Makes perfect sense. I still would love to see the 3-resource alignment. I just finished the list. There we a couple models that still seemed to pass when I ran the reasoner on my end. I'm going to try to figure out what's happening with the transporters and the shex violations. It looks like some things are failing because chemicals aren't being recognized as chemicals. They are resolving to chebi identifiers that are recognized, but still throwing a violation. Just so we have a record, here is how I check the things on this report:

  1. Go to the model in the graph editor.
  2. Run the reasoner and check for the Invalid classification.
  3. Scan across the model for individuals with the red box in the upper left corner.
  4. If I see a chebi identifier that doesn't resolve, I list that as unresolved in the spreadsheet. That means it's not recognized by GO.
  5. If the problem is something else, I click on the red box and look at the explanation of the violation. I'm getting pretty good at figuring them out. Ben would be proud of me.
  6. Just to be absolutely sure, I modify the model by deleting the offending entity. I keep the reasoner on. If the red box goes away, I know I'm right.

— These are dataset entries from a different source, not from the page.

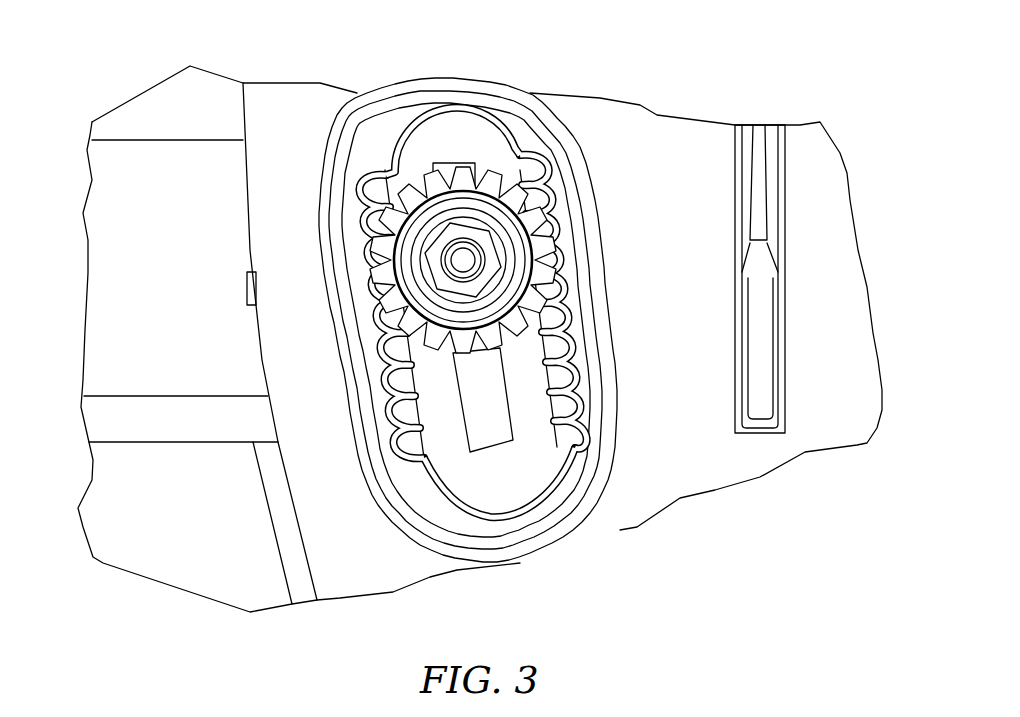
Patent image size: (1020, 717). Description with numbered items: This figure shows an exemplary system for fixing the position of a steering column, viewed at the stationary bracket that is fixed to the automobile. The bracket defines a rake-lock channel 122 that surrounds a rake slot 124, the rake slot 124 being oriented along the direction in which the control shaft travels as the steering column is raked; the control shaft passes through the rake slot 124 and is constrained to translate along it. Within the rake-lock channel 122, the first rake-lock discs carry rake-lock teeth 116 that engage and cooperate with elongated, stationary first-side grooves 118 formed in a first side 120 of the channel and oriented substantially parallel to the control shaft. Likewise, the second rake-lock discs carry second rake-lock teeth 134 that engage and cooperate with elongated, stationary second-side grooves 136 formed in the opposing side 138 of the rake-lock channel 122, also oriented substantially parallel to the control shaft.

The rake-lock teeth 116 is at (552, 232).
The first-side grooves 118 is at (582, 398).
The first side 120 is at (577, 457).
The rake-lock channel 122 is at (487, 135).
The rake slot 124 is at (443, 177).
The second rake-lock teeth 134 is at (358, 253).
The second-side grooves 136 is at (376, 350).
The opposing side 138 is at (413, 482).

I revert the model back and save it.
ukemi commented 1 year ago

This is much better than checking them ourselves in Noctua, guessing that processing such a list is easy for @balhoff . Any requests for what goes in the list besides the ChEBI ID, and for how it's formatted beyond one ID per line of plain text file?

They get added to an import text file in this format: http://purl.obolibrary.org/obo/XXX_0000001 ## Optional Label eg. http://purl.obolibrary.org/obo/CHEBI_64835 ## 1,6-kestotetraose

We can probably just open an ontology ticket and ask an editor to do it. I haven't done anything like this in so long, I'm a bit unsure of myself. Plus opening the ticket and tagging it would create a record of our work.

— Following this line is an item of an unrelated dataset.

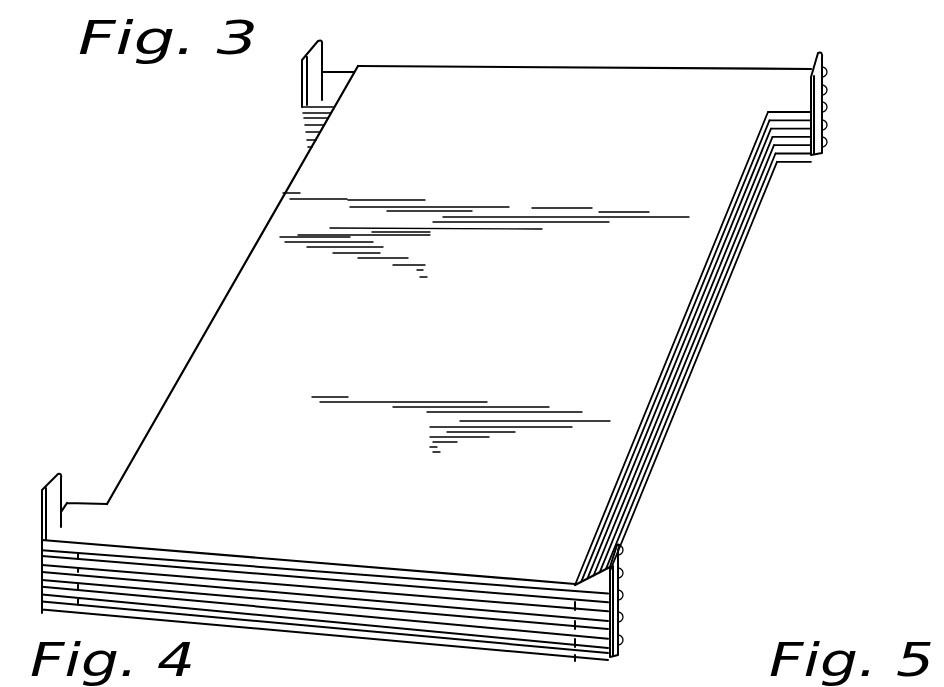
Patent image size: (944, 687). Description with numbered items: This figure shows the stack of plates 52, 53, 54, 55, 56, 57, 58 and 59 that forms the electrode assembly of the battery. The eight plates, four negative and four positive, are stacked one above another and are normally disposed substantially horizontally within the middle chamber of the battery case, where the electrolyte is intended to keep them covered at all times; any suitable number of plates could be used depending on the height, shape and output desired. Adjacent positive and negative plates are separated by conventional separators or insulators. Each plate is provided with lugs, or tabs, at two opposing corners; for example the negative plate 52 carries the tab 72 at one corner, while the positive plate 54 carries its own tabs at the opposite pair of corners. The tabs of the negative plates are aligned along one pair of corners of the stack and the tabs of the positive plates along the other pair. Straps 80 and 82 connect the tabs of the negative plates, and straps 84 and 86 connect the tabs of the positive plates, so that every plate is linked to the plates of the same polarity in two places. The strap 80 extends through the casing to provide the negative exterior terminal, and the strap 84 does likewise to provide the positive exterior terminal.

deustp01 commented 1 year ago

I still would love to see the 3-resource alignment.

Complete agreement here - this is essential, so all the maneuvering is aimed at using us effectively to get there.

deustp01 commented 1 year ago

In a big majority of the charge state problems I'm finding, ChEBI doesn't even have a term for the pH 7.3 form - ChEBI made the existing term in response to a pH-ignorant request from us - so a first step will be to get ChEBI terms.

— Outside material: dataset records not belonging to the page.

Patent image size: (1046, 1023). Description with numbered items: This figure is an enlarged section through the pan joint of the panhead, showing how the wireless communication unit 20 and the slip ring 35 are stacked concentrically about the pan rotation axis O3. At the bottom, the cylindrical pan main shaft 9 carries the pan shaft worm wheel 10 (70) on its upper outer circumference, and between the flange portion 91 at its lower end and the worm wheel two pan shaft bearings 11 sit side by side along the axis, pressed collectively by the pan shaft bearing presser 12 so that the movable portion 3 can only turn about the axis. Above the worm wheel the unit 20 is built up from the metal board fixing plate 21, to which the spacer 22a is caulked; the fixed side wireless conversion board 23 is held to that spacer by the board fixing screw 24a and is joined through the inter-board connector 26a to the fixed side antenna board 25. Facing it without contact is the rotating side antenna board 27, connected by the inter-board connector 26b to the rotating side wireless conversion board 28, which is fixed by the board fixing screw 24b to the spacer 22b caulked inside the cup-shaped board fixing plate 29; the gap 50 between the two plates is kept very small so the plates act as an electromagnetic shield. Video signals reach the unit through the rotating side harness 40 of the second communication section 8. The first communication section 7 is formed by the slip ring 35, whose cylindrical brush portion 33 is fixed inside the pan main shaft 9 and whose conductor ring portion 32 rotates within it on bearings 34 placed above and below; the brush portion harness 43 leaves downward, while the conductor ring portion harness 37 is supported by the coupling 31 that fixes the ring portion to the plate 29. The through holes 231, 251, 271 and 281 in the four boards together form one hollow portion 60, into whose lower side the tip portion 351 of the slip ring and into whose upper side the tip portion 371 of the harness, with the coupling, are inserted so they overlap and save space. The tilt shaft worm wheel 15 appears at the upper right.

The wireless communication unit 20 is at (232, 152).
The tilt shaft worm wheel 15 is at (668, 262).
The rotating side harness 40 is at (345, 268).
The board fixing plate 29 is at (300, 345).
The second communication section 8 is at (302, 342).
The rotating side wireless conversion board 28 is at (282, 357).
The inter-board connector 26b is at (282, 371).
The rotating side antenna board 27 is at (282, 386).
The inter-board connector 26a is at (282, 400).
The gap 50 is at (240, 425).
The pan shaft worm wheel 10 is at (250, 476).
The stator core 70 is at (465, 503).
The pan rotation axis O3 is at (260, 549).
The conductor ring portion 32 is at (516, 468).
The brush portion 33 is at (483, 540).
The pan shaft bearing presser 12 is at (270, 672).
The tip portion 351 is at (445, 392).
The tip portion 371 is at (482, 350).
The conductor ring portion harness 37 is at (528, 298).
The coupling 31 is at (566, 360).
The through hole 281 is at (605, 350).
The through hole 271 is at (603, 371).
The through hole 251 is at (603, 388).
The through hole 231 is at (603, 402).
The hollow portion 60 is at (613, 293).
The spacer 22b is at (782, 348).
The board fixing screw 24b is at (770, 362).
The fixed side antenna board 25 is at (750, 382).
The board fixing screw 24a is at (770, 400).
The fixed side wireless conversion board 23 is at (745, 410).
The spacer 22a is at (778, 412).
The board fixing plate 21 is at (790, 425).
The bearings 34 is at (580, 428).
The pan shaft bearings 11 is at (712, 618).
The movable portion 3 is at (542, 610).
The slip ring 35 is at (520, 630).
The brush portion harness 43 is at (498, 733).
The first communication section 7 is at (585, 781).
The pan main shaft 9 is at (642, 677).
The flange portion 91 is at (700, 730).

I've finished my review, summarized in two new worksheets added to the main report Google doc. The first sheet lists each GO-CAM, in the order they are listed on the first worksheet, for which there were ChEBI-related issues, with a separate row for each ChEBI instance that includes my guess as to what's going on. I expect that in most cases, the ChEBI IDs are not on Jim's list to build into NEO. But many of these IDs, as noted, also now point to molecules that are not in their correct pH 7.3 charge state. My opinion is that rather than temporarily populating NEO with incorrect ChEBI molecules to support current Rhea-noncompliant Reactome models, we should fix Reactome. A complication is that in most cases ChEBI does not yet have an entry for the pH 7.3 form of the molecule, so a first step will be to get the needed ChEBI instances, then fix Reactome and map the fixed reactions to Rhea, then fix NEO. In the second added worksheet, I sorted the first one on the ChEBI ID column and edited to get a list of all 153 ChEBI IDs we are concerned with - substantial work, but realistic to get done perhaps even in time for the next Reactome release if ChEBI IDs are easy to get. @ukemi @dustine32 sanity check please.